Auch Heinz Zeise, als Schießmeister verantwortlich für die Sicherheit auf der Schießbahn, berichtete später über die Explosion:

"… Am 11. Oktober 1944 kam es nachts zu einer gewaltigen Explosion, der noch zwei oder drei bis gegen 5.30 Uhr folgten. Dabei wurde die Hauptproduktionsstätte, die Gießerei, vollkommen zerstört. Die Explosion war so heftig, dass z. B. eine Waggonachse 100 m weit geschleudert wurde. Es waren 100 Juden und ein Deutscher als Opfer zu beklagen. Die jüdischen Häftlinge, die den größten Anteil an den ausländischen Arbeitskräften hatten, stoben ängstlich in alle Richtungen davon. Es ist nie so recht geklärt worden, wie diese Detonation zustande gekommen ist."

Über Ursachen und den Hergang der Explosionen gibt es nur Vermutungen bzw. Behauptungen. Als Hauptursache wird Unachtsamkeit oder Fehlbedienung bei den Arbeiten mit den Chemikalien in der Gießerei aufgrund Übermüdung oder durch Vorarbeiter bzw. Aufsichtspersonal betriebene Arbeitshetze vermutet aber auch Sabotage durch Häftlinge. Mit der Untersuchung des Explosionsunglücks wurde Generalleutnant Bertram beauftragt. Ergebnisse sind nicht bekannt geworden.

Mit dem Wiederaufbau wird mit großer Intensität "schon am nächsten Tag nach dem Löschen des Feuers …" begonnen, wie sich Menasze Hollender erinnert:

"Mit Stöcken und Peitschen in der Hand liefen die jungen SS-Leute auf dem Bau herum … jeder Abmarsch aus diesem Arbeitslager endete mit dem Wegtragen von erschöpften Genossen auf Brettern … Die Wohnbaracken mussten neu aufgebaut werden, die umgestürzten Wände und Dächer schützten uns nicht vor dem kalten Herbst und Regen … (während der) Neubau der Fabrik … schnell vorangekommen (ist)."

Lechjzor Rochmann berichtet dazu:

"Es wurden die Verschütteten geborgen und eine Kommission untersuchte, warum es zur Explosion gekommen war. Aus Berlin kamen 150 neue SS-Leute in das Lager. In brutaler Arbeit, Tag und Nacht, 15 - 16 Stunden ohne Pause wurde eine neue Fabrik errichtet. Wieder geschah alles im Laufschritt, ständig wurden wir mit Gummiknüppeln geschlagen."

Bereits zwei Tage nach der Explosion werden 226 KZ-Häftlinge, überwiegend Facharbeiter aus Bauberufen, aus dem KZ Buchenwald zum Wiederaufbau zur Verfügung gestellt, die aber am 6.11.1944 fast alle schon wieder nach Buchenwald "rücküberstellt" werden.

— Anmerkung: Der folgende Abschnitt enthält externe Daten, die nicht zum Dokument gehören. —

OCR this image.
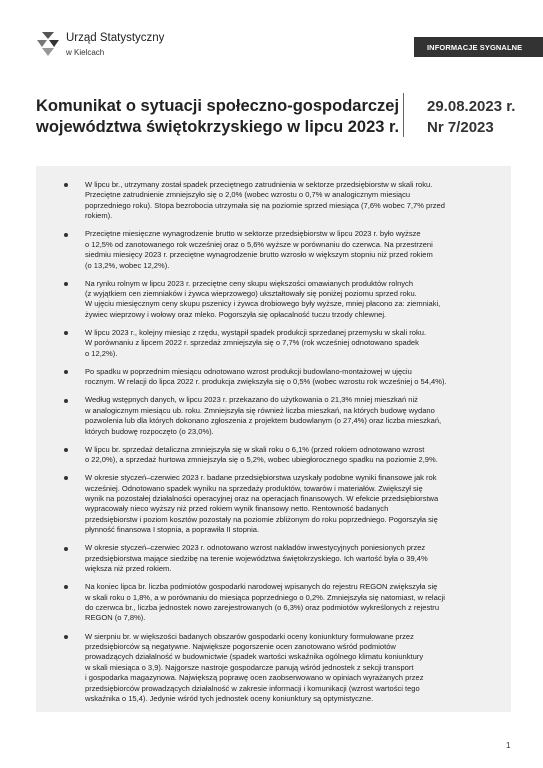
Urząd Statystyczny
w Kielcach
INFORMACJE SYGNALNE
Komunikat o sytuacji społeczno-gospodarczej
województwa świętokrzyskiego w lipcu 2023 r.
29.08.2023 r.
Nr 7/2023
W lipcu br., utrzymany został spadek przeciętnego zatrudnienia w sektorze przedsiębiorstw w skali roku.
Przeciętne zatrudnienie zmniejszyło się o 2,0% (wobec wzrostu o 0,7% w analogicznym miesiącu
poprzedniego roku). Stopa bezrobocia utrzymała się na poziomie sprzed miesiąca (7,6% wobec 7,7% przed
rokiem).
Przeciętne miesięczne wynagrodzenie brutto w sektorze przedsiębiorstw w lipcu 2023 r. było wyższe
o 12,5% od zanotowanego rok wcześniej oraz o 5,6% wyższe w porównaniu do czerwca. Na przestrzeni
siedmiu miesięcy 2023 r. przeciętne wynagrodzenie brutto wzrosło w większym stopniu niż przed rokiem
(o 13,2%, wobec 12,2%).
Na rynku rolnym w lipcu 2023 r. przeciętne ceny skupu większości omawianych produktów rolnych
(z wyjątkiem cen ziemniaków i żywca wieprzowego) ukształtowały się poniżej poziomu sprzed roku.
W ujęciu miesięcznym ceny skupu pszenicy i żywca drobiowego były wyższe, mniej płacono za: ziemniaki,
żywiec wieprzowy i wołowy oraz mleko. Pogorszyła się opłacalność tuczu trzody chlewnej.
W lipcu 2023 r., kolejny miesiąc z rzędu, wystąpił spadek produkcji sprzedanej przemysłu w skali roku.
W porównaniu z lipcem 2022 r. sprzedaż zmniejszyła się o 7,7% (rok wcześniej odnotowano spadek
o 12,2%).
Po spadku w poprzednim miesiącu odnotowano wzrost produkcji budowlano-montażowej w ujęciu
rocznym. W relacji do lipca 2022 r. produkcja zwiększyła się o 0,5% (wobec wzrostu rok wcześniej o 54,4%).
Według wstępnych danych, w lipcu 2023 r. przekazano do użytkowania o 21,3% mniej mieszkań niż
w analogicznym miesiącu ub. roku. Zmniejszyła się również liczba mieszkań, na których budowę wydano
pozwolenia lub dla których dokonano zgłoszenia z projektem budowlanym (o 27,4%) oraz liczba mieszkań,
których budowę rozpoczęto (o 23,0%).
W lipcu br. sprzedaż detaliczna zmniejszyła się w skali roku o 6,1% (przed rokiem odnotowano wzrost
o 22,0%), a sprzedaż hurtowa zmniejszyła się o 5,2%, wobec ubiegłorocznego spadku na poziomie 2,9%.
W okresie styczeń–czerwiec 2023 r. badane przedsiębiorstwa uzyskały podobne wyniki finansowe jak rok
wcześniej. Odnotowano spadek wyniku na sprzedaży produktów, towarów i materiałów. Zwiększył się
wynik na pozostałej działalności operacyjnej oraz na operacjach finansowych. W efekcie przedsiębiorstwa
wypracowały nieco wyższy niż przed rokiem wynik finansowy netto. Rentowność badanych
przedsiębiorstw i poziom kosztów pozostały na poziomie zbliżonym do roku poprzedniego. Pogorszyła się
płynność finansowa I stopnia, a poprawiła II stopnia.
W okresie styczeń–czerwiec 2023 r. odnotowano wzrost nakładów inwestycyjnych poniesionych przez
przedsiębiorstwa mające siedzibę na terenie województwa świętokrzyskiego. Ich wartość była o 39,4%
większa niż przed rokiem.
Na koniec lipca br. liczba podmiotów gospodarki narodowej wpisanych do rejestru REGON zwiększyła się
w skali roku o 1,8%, a w porównaniu do miesiąca poprzedniego o 0,2%. Zmniejszyła się natomiast, w relacji
do czerwca br., liczba jednostek nowo zarejestrowanych (o 6,3%) oraz podmiotów wykreślonych z rejestru
REGON (o 7,8%).
W sierpniu br. w większości badanych obszarów gospodarki oceny koniunktury formułowane przez
przedsiębiorców są negatywne. Największe pogorszenie ocen zanotowano wśród podmiotów
prowadzących działalność w budownictwie (spadek wartości wskaźnika ogólnego klimatu koniunktury
w skali miesiąca o 3,9). Najgorsze nastroje gospodarcze panują wśród jednostek z sekcji transport
i gospodarka magazynowa. Największą poprawę ocen zaobserwowano w opiniach wyrażanych przez
przedsiębiorców prowadzących działalność w zakresie informacji i komunikacji (wzrost wartości tego
wskaźnika o 15,4). Jedynie wśród tych jednostek oceny koniunktury są optymistyczne.
1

Parallel dazu wird die Produktion innerhalb kürzester Zeit wieder aufgenommen, und zwar unter freiem Himmel, wie H. Zeise berichtet:

"Die Produktion wurde bereits nach zwei Tagen im Freien und unter Zelten wieder in Angriff genommen. Es begann eine rege Bautätigkeit im weiter gelegenen Areal. Die Bauten blieben meist unvollendet."

Über eine weitere Explosion, die jedoch zeitlich nicht genau eingeordnet werden kann, berichtete H. Zeise:

"Blindgänger, auch Panzerfäuste, sowie die verschossenen Hülsen sammelte man auf und lagerte sie getrennt im Freien. Durch Unachtsamkeit kamen die Blindgänger zur Explosion, wobei alle 49 Mann des Sammelkommandos den Tod fanden. Es waren Juden aus dem Werks-KZ."